The Hamilton Spectator

Editor guilty of promoting hate seeks to stave off jail term

- COLIN PERKEL

TORONTO — A publicatio­n found to have been filled with hatred against women and Jews was a valuable relief valve for men prone to violence, its convicted editor told his sentencing hearing on Friday.

In a statement to the judge as he sought to stave off a jail sentence, James Sears argued Your Ward News gave hope to the otherwise voiceless.

“I’m approached on a regular basis by angry men, and sometimes women, that Your Ward News gave them a voice when no one else would,” Sears told Ontario court Judge Richard Blouin. “Several men have told me that, because of our publicatio­n, they did not commit violence.”

Sears, who had wanted to deliver a 62-page “allocution” to the court but restricted himself to about 20 minutes, thanked supporters in the packed courtroom, including one woman he said had flown from Japan to be there.

He warned Blouin against shutting down the free flow of political and religious ideas.

“We’re just trying to open a discussion,” Sears said. “His honour cannot take one side of a religious debate or one side of a political debate.”

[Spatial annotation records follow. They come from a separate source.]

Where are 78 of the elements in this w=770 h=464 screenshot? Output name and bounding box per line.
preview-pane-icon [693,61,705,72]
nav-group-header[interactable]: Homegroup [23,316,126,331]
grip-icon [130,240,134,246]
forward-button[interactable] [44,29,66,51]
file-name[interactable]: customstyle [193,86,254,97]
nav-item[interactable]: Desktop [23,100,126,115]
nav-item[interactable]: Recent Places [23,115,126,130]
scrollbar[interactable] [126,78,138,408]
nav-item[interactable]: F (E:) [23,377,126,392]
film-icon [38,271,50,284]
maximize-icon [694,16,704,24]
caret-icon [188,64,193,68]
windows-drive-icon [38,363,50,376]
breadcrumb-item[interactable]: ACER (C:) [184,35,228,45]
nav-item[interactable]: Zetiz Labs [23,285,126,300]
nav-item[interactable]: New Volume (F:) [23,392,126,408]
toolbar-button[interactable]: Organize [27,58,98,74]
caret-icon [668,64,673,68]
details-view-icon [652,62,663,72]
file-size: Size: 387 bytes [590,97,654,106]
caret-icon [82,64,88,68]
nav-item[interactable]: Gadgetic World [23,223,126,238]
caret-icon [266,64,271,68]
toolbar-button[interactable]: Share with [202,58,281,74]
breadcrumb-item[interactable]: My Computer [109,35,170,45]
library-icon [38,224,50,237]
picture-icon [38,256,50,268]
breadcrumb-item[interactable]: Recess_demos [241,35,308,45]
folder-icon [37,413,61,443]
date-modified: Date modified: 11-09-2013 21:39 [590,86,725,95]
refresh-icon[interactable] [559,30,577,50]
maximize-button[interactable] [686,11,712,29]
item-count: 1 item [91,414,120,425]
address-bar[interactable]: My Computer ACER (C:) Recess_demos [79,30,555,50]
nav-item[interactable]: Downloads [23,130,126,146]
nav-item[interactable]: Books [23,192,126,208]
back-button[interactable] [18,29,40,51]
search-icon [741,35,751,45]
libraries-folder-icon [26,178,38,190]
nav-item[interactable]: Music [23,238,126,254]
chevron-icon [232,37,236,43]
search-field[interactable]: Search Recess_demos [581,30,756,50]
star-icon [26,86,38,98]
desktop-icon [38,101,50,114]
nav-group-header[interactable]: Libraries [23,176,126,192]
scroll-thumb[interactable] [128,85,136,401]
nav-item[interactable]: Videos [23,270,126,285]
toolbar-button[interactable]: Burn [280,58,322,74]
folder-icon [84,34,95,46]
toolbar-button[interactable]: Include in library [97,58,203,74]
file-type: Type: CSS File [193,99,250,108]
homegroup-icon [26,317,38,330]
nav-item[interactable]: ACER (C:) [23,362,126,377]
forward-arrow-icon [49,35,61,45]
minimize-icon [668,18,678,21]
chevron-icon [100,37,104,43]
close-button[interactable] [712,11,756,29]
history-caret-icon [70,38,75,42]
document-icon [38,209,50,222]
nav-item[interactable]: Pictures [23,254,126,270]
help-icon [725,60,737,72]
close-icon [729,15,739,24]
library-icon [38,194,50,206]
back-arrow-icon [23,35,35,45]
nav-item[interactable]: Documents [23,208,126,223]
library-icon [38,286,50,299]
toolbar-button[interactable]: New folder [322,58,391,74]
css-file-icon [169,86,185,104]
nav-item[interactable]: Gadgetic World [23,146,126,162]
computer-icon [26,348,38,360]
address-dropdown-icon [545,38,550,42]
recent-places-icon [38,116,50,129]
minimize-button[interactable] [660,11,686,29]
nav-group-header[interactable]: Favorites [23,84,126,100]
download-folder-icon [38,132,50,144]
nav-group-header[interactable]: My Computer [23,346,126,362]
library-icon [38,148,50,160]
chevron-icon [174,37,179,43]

Sears, 55, and publisher LeRoy St. Germaine, 74, were found guilty in January of two counts of promoting hatred against women and Jews for the contents of 22 issues of Your Ward News, which has a circulatio­n of 300,000 in the Toronto area and beyond, as well as an online presence.

Among other things, the publicatio­n depicted in words and imagery vile stereotype­s of Jewish people, denied the Holocaust, said women are inferior to men, and that they bring rape on themselves.

The Crown called for the maximum six months jail term for each offence to be served consecutiv­ely — one year behind bars — plus three years probation during which Sears would be prohibited from publishing any kind of written material.

The defence argued a fourmonth conditiona­l sentence would be appropriat­e.

Blouin said he would sentence Sears on May 31.

In her submission­s, Crown lawyer Erica Whitford cited several victim-impact and community-impact statements.

“By delivering Your Ward News to our door, they were saying there was nowhere to feel safe,” Whitford cited one Jewish resident as saying.

Hate speech, Whitford said, “strikes at the heart of Canadian values.”